La notte del 10 maggio segna l'acme degli scontri. E fa sì che i grandi sindacati, in particolare la Cgt e la Cfdt, fino ad allora cauti o diffidenti, entrino in scena con l'annuncio di uno sciopero generale di 24 ore e di una manifestazione il 13 maggio.

Di ritorno da un viaggio ufficiale in Afghanistan, il primo ministro Georges Pompidou entra anche lui nella danza, che, per quanto riguarda gli altri responsabili del governo, Louis Joxe, Christian Fouchet, Alain Peyrefitte, somigliava a un valzer delle esitazioni. Pompidou decide misure di pacificazione (gli studenti imprigionati sono liberati; la polizia, dopo averla occupata, sgombra la Sorbona) e si prepara al negoziato sulle questioni sociali.

Il mondo del lavoro prende la staffetta della contestazione studentesca, già sostenuta nell'ambiente culturale (il festival del cinema di Cannes si è autodisciolto).
Molte fabbriche vengono occupate dagli operai, in pochi giorni la Francia è paralizzata dagli scioperi e dall'interruzione del rifornimenti di energia. In mancanza della benzina, la gente passeggia nelle strade, si parla, si aiuta a vicenda, partecipa alla ricreazione generale in una specie di euforia primaverile.
Con l'immagine della "carnevalata"(
chienlit: così ne parlò il generale De Gaulle), sono questi i ricordi del maggio 1968 - crisi violenta il cui bilancio non è, miracolosamente, molto sanguinoso - che resteranno nella memoria.

Il potere, che non dispone più dei suoi abituali strumenti di comunicazione giacché la televisione pubblica (la sola esistente allora) è in sciopero, fatica a trovare una soluzione politica. De Gaulle promette un referendum sul tema della partecipazione, ma non convince.


Pompidou organizza un grande negoziato con il padronato e i sindacati, mentre non si trova niente di meglio che proibire il soggiorno in Francia a Cohn-Bendit.
Tutto inutile.

Le manifestazioni a carattere insurrezionale - da segnalare il tentativo di incendiare quel tempio del denaro che è la Borsa di Parigi - riprendono il 23 e il 24 maggio, nella capitale e in molte città di provincia.
Il progetto di accordo prospettato dai negoziati di
Grenelle è subito respinto dalla base operaia, malgrado le conquiste che esso prospetta (e che saranno accettate più tardi). I partiti di sinistra non cavano alcun profitto dalla situazione e anche il ricorso a una personalità circondata di rispetto come Pierre Mendès-France va a vuoto.

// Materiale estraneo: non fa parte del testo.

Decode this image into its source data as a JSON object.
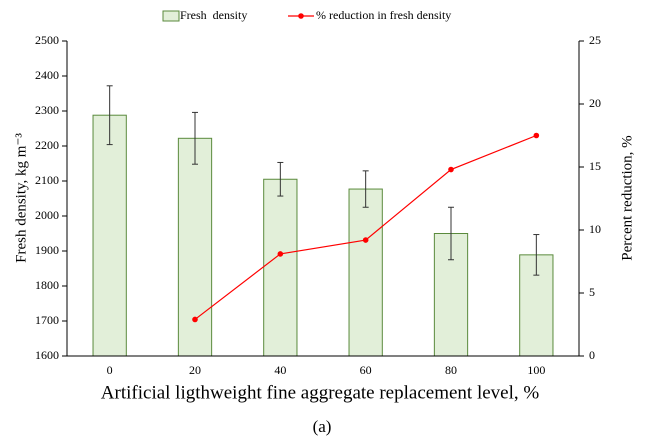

Il massimo dello scompiglio è raggiunto il 29 maggio con la sparizione, durata qualche ora, del generale De Gaulle: il potere vacilla, ma coloro che vorrebbero prenderlo, non ne sono in grado; e coloro che potrebbero impadronirsene, non lo desiderano.

La situazione cambia all'improvviso quando De Gaulle, rincuorato, riprende le redini dello Stato, che Pompidou ha tenuto con sangue freddo.

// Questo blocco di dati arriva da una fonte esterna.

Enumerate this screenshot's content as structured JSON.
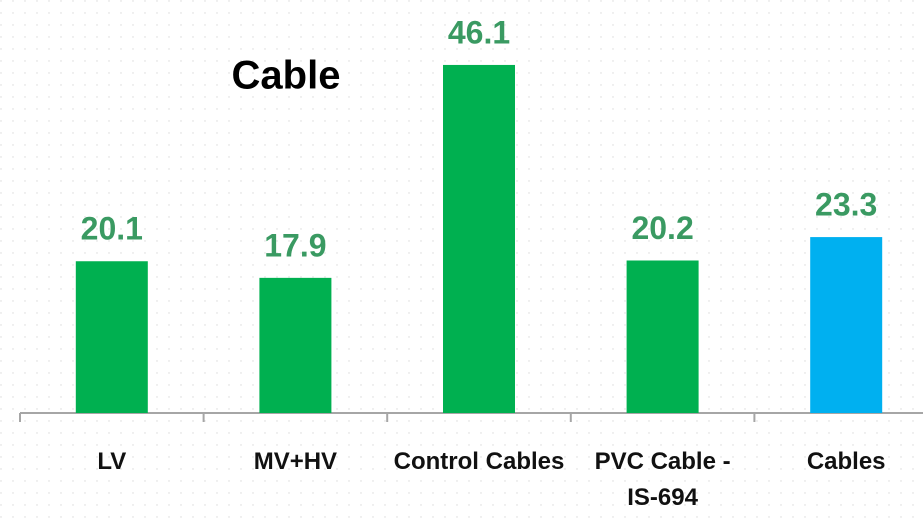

Il 30 maggio, in un discorso radiofonico, De Gaulle annuncia, col tono deciso e solenne che gli è consueto, la sua intenzione di restare al potere, ripristinare l'autorità, sciogliere l'Assemblea nazionale per sottoporsi alla verifica democratica delle elezioni.
Una imponente manifestazione gollista in quello stesso giorno a Parigi, seguita presto da altre in provincia, segna una svolta, ratificata di lì a poco dagli scrutini del 23 e del 30 giugno, anche se, per buona parte del mese, si protrarranno scioperi e scontri di piazza.

La Quinta Repubblica continua, la società francese ritrova i suoi valori e i suoi week-end, che provocano ben più morti sulle strade, ma i semi di numerosi cambiamenti sono gettati.
De Gaulle si ritirerà l'anno seguente, dopo la sconfitta del suo referendum-test.

La ricomposizione della sinistra socialista diventerà possibile, anche se non facile, e il declino del Pcf si accentuerà.

L'università sarà riformata e il mondo del lavoro trarrà qualche beneficio dalla crisi. L'eredità del Maggio si tradurrà soprattutto nella rapida evoluzione dei costumi, accolta sul piano legislativo, e dall'affermarsi nel dibattito pubblico e nella sensibilità comune dell'idea che, grazie a una ispirazione più libera e inventiva, esista un altro modo di vivere la propria vita e altri mezzi per cambiarla.